2 min

Researchers at Microsoft have developed BugLab, an autonomous AI tool capable of detecting errors in programming code. In this way, security incidents can be prevented.

BugLab is an autonomous tool for fixing and detecting programming errors. Autonomous refers to the model used to train the tool. This model is not based on pre-existing data of programming errors and trains itself without supervision instead.

Microsoft used a non-training model because relevant data was lacking. While there’s plenty of source code available for training bug finding models, code errors with comments are sparse.

Self-training with comments programmers

Instead of training with existing bugs, the tool trains itself by running so-called hide and seek games and natural language hints that programmers leave in code comments. Think about variable names.

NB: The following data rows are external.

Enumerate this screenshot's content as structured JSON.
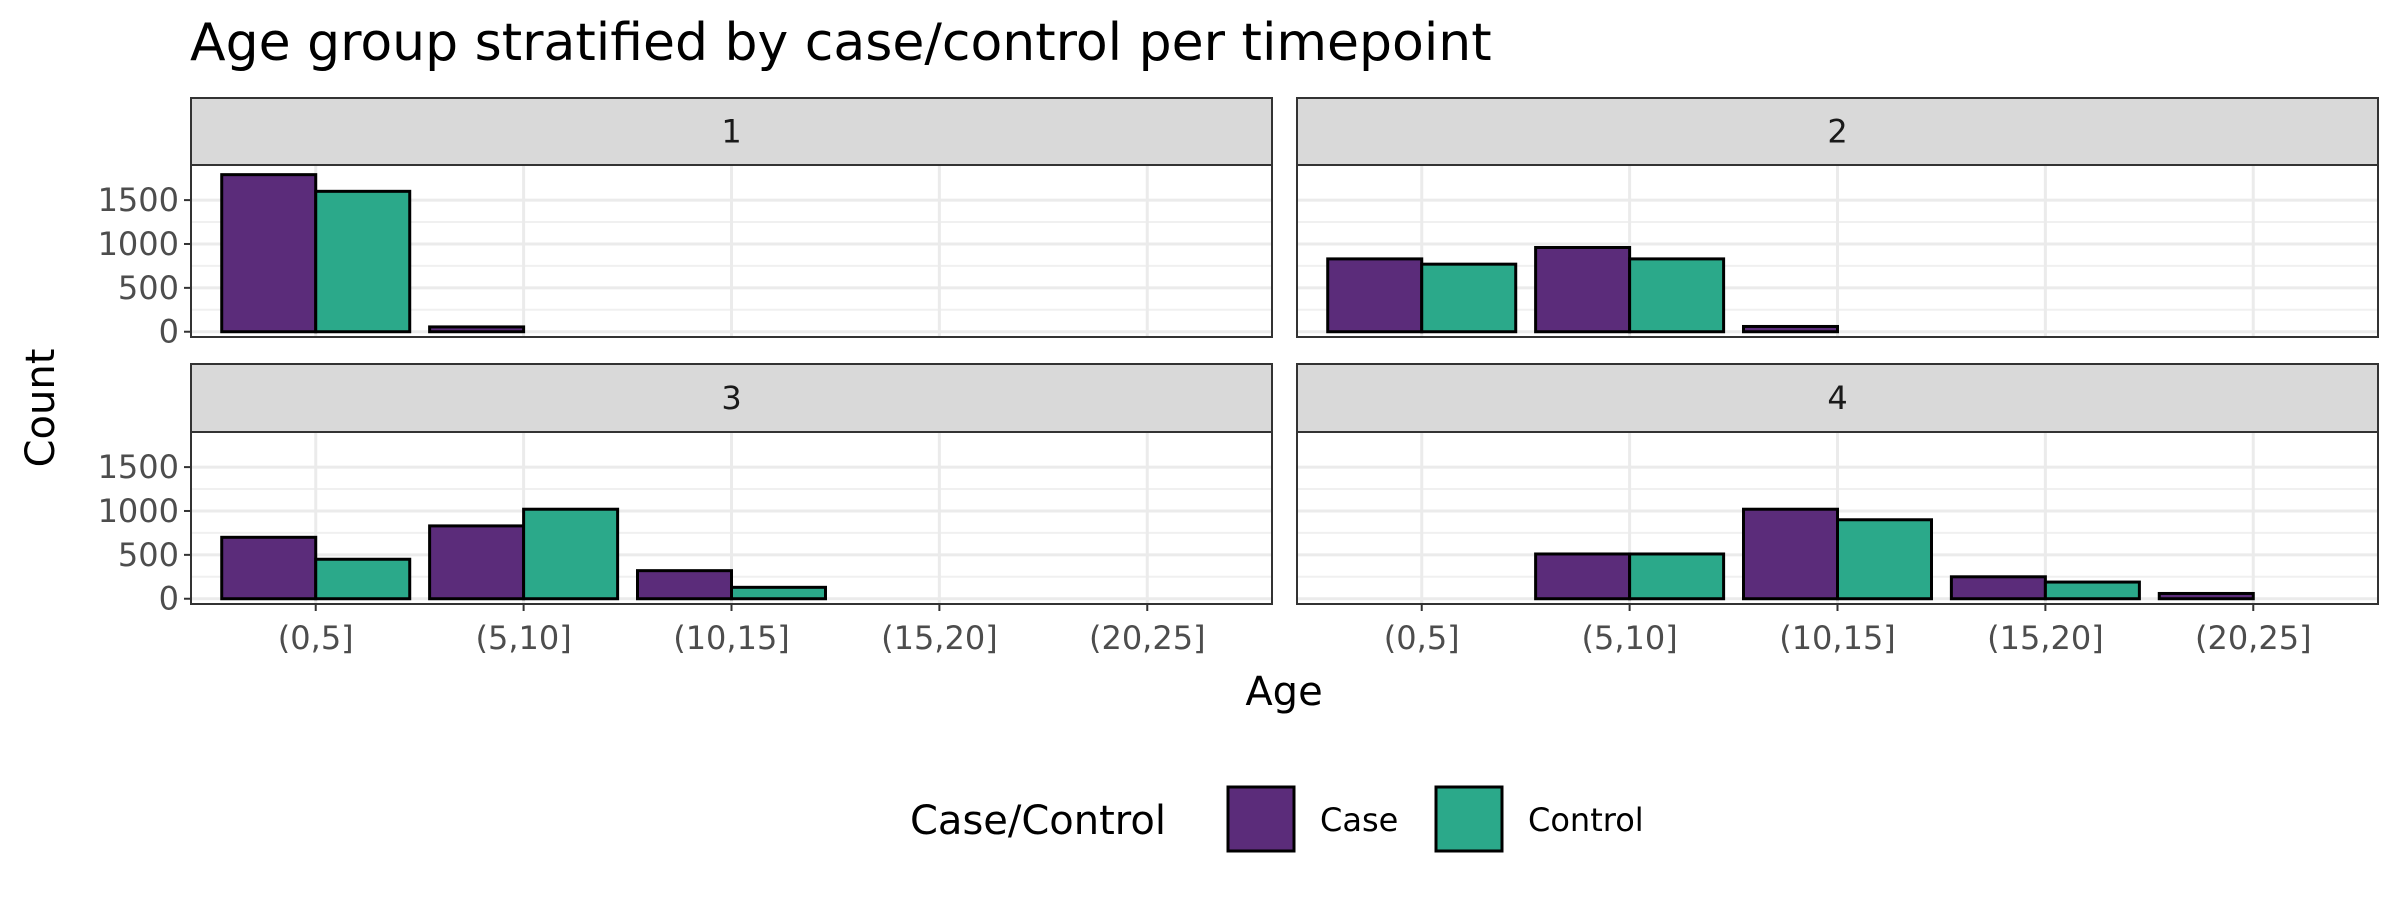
{
  "chart_data": {
    "type": "bar",
    "title": "Age group stratified by case/control per timepoint",
    "xlabel": "Age",
    "ylabel": "Count",
    "categories": [
      "(0,5]",
      "(5,10]",
      "(10,15]",
      "(15,20]",
      "(20,25]"
    ],
    "yticks": [
      0,
      500,
      1000,
      1500
    ],
    "ylim": [
      -60,
      1900
    ],
    "grid": true,
    "legend": {
      "title": "Case/Control",
      "position": "bottom",
      "entries": [
        "Case",
        "Control"
      ]
    },
    "colors": {
      "Case": "#5b2c7a",
      "Control": "#2ba98a"
    },
    "panels": [
      {
        "label": "1",
        "series": [
          {
            "name": "Case",
            "values": [
              1790,
              55,
              null,
              null,
              null
            ]
          },
          {
            "name": "Control",
            "values": [
              1600,
              null,
              null,
              null,
              null
            ]
          }
        ]
      },
      {
        "label": "2",
        "series": [
          {
            "name": "Case",
            "values": [
              830,
              960,
              60,
              null,
              null
            ]
          },
          {
            "name": "Control",
            "values": [
              770,
              830,
              null,
              null,
              null
            ]
          }
        ]
      },
      {
        "label": "3",
        "series": [
          {
            "name": "Case",
            "values": [
              700,
              830,
              320,
              null,
              null
            ]
          },
          {
            "name": "Control",
            "values": [
              450,
              1020,
              130,
              null,
              null
            ]
          }
        ]
      },
      {
        "label": "4",
        "series": [
          {
            "name": "Case",
            "values": [
              null,
              510,
              1020,
              250,
              60
            ]
          },
          {
            "name": "Control",
            "values": [
              null,
              510,
              900,
              190,
              null
            ]
          }
        ]
      }
    ]
  }
}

BugLab includes two models: a bug selector and a bug detector. The bug selector model determines whether to create a bug, where to create it, and in what form. Based on these choices, the code is edited to create the bug. The bug detector model then attempts to determine if an error was created in the examined code, fixing it if necessary.

The tool focuses on discovering hard-to-detect errors. The tool does not focus on already known errors, as traditional programming analytics tooling is broadly available for that.

Test case

In a test case, the researchers examined a dataset of 2,374 real-life Python package errors. About 26 percent of these errors were found and fixed automatically. In addition, the tool discovered 19 new unknown bugs.

However, Microsoft notes that its models also created many false positives. As such, practical usage is, for now, out of reach.